StreamingCoT: A Dataset for Temporal Dynamics and Multimodal Chain-of-Thought Reasoning in Streaming VideoQA
This addresses the problem of enhancing multimodal models for streaming video applications, though it is incremental as it builds on existing VideoQA and CoT research.
The paper tackles the limitations of current VideoQA datasets by introducing StreamingCoT, a dataset for temporally evolving reasoning and multimodal Chain-of-Thought tasks, establishing a foundation for streaming video understanding with dynamic hierarchical annotations and explicit reasoning chains.

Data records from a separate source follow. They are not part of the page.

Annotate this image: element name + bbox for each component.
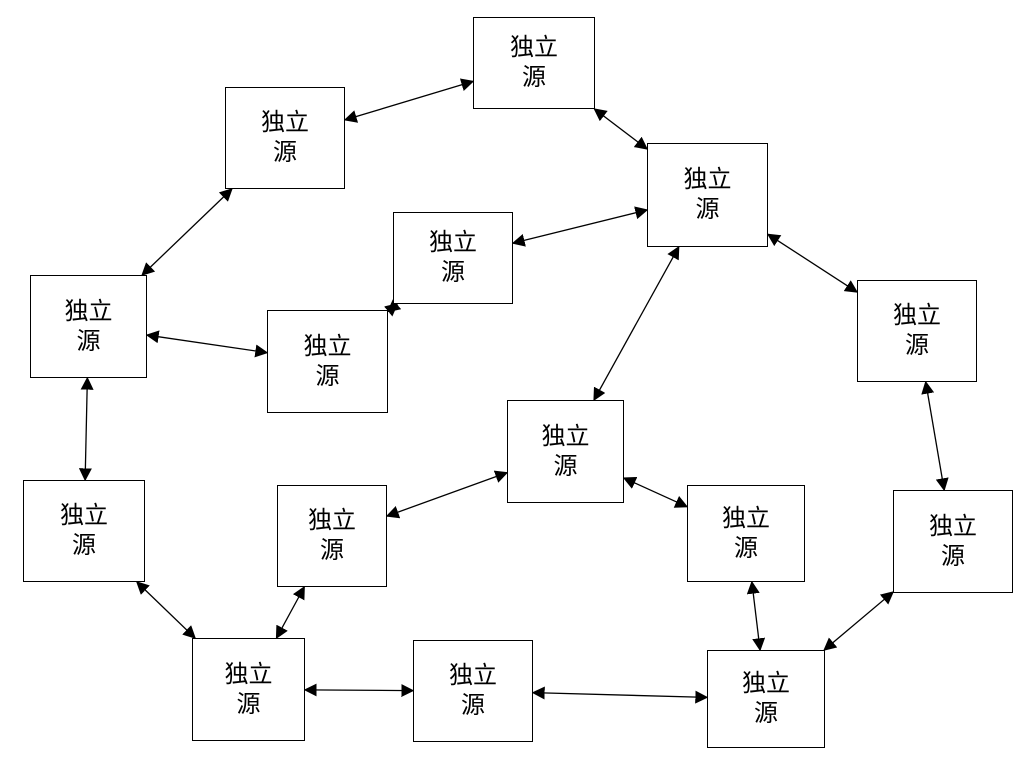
edge-n3-n7 — [768, 234, 857, 292]
node-label-line1: 独立 — [510, 33, 558, 63]
node-label-line1: 独立 — [893, 301, 941, 331]
edge-n11-n15 — [752, 582, 760, 650]
node-n8: 独立源 — [507, 400, 624, 503]
edge-n15-n12 — [824, 592, 893, 650]
node-label-line1: 独立 — [60, 501, 108, 531]
edge-n9-n13 — [137, 582, 195, 638]
node-label-line2: 源 — [554, 452, 578, 482]
node-n9: 独立源 — [23, 480, 145, 582]
node-label-line1: 独立 — [722, 504, 770, 534]
node-label-line1: 独立 — [684, 165, 732, 195]
node-n14: 独立源 — [413, 640, 533, 742]
diagram-canvas: 独立源独立源独立源独立源独立源独立源独立源独立源独立源独立源独立源独立源独立源独… — [0, 0, 1031, 770]
node-n15: 独立源 — [707, 650, 825, 748]
edge-n2-n5 — [142, 189, 232, 275]
node-label-line2: 源 — [77, 327, 101, 357]
node-n3: 独立源 — [647, 143, 768, 247]
edge-n3-n8 — [594, 247, 679, 400]
node-label-line2: 源 — [941, 542, 965, 572]
node-label-line2: 源 — [734, 534, 758, 564]
edge-n6-n4 — [388, 304, 397, 312]
node-label-line1: 独立 — [449, 661, 497, 691]
node-n11: 独立源 — [687, 485, 805, 582]
edge-n8-n11 — [624, 478, 687, 507]
node-label-line1: 独立 — [65, 297, 113, 327]
node-label-line2: 源 — [754, 699, 778, 729]
edge-n13-n10 — [277, 587, 305, 638]
node-label-line1: 独立 — [261, 108, 309, 138]
node-label-line1: 独立 — [542, 422, 590, 452]
node-label-line2: 源 — [696, 195, 720, 225]
node-n4: 独立源 — [393, 212, 513, 304]
node-n10: 独立源 — [277, 485, 387, 587]
edge-n10-n8 — [387, 473, 507, 516]
node-n12: 独立源 — [893, 490, 1013, 593]
node-n7: 独立源 — [857, 280, 977, 382]
node-label-line2: 源 — [72, 531, 96, 561]
node-label-line1: 独立 — [742, 669, 790, 699]
node-label-line2: 源 — [522, 63, 546, 93]
node-label-line2: 源 — [441, 258, 465, 288]
node-label-line2: 源 — [273, 138, 297, 168]
node-label-line1: 独立 — [225, 660, 273, 690]
node-label-line2: 源 — [320, 536, 344, 566]
node-label-line1: 独立 — [304, 332, 352, 362]
node-label-line2: 源 — [905, 331, 929, 361]
edge-n4-n3 — [513, 210, 647, 243]
node-label-line2: 源 — [461, 691, 485, 721]
edge-n7-n12 — [926, 382, 944, 490]
edge-n1-n3 — [594, 109, 647, 149]
edge-n13-n14 — [305, 690, 413, 691]
node-label-line2: 源 — [316, 362, 340, 392]
node-n1: 独立源 — [473, 17, 595, 109]
edge-n5-n6 — [147, 335, 267, 353]
edge-n5-n9 — [85, 378, 87, 480]
node-label-line2: 源 — [237, 690, 261, 720]
edge-n14-n15 — [533, 693, 707, 698]
node-label-line1: 独立 — [929, 512, 977, 542]
node-n13: 独立源 — [192, 638, 305, 741]
node-label-line1: 独立 — [429, 228, 477, 258]
node-n6: 独立源 — [267, 310, 388, 413]
node-n2: 独立源 — [225, 87, 345, 189]
edge-n1-n2 — [345, 81, 473, 120]
node-n5: 独立源 — [30, 275, 147, 378]
node-label-line1: 独立 — [308, 506, 356, 536]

The rapid growth of streaming video applications demands multimodal models with enhanced capabilities for temporal dynamics understanding and complex reasoning. However, current Video Question Answering (VideoQA) datasets suffer from two critical limitations: 1) Static annotation mechanisms fail to capture the evolving nature of answers in temporal video streams, and 2) The absence of explicit reasoning process annotations restricts model interpretability and logical deduction capabilities. To address these challenges, We introduce StreamingCoT, the first dataset explicitly designed for temporally evolving reasoning in streaming VideoQA and multimodal Chain-of-Thought (CoT) tasks. Our framework first establishes a dynamic hierarchical annotation architecture that generates per-second dense descriptions and constructs temporally-dependent semantic segments through similarity fusion, paired with question-answer sets constrained by temporal evolution patterns. We further propose an explicit reasoning chain generation paradigm that extracts spatiotemporal objects via keyframe semantic alignment, derives object state transition-based reasoning paths using large language models, and ensures logical coherence through human-verified validation. This dataset establishes a foundation for advancing research in streaming video understanding, complex temporal reasoning, and multimodal inference. Our StreamingCoT and its construction toolkit can be accessed at https://github.com/Fleeting-hyh/StreamingCoT.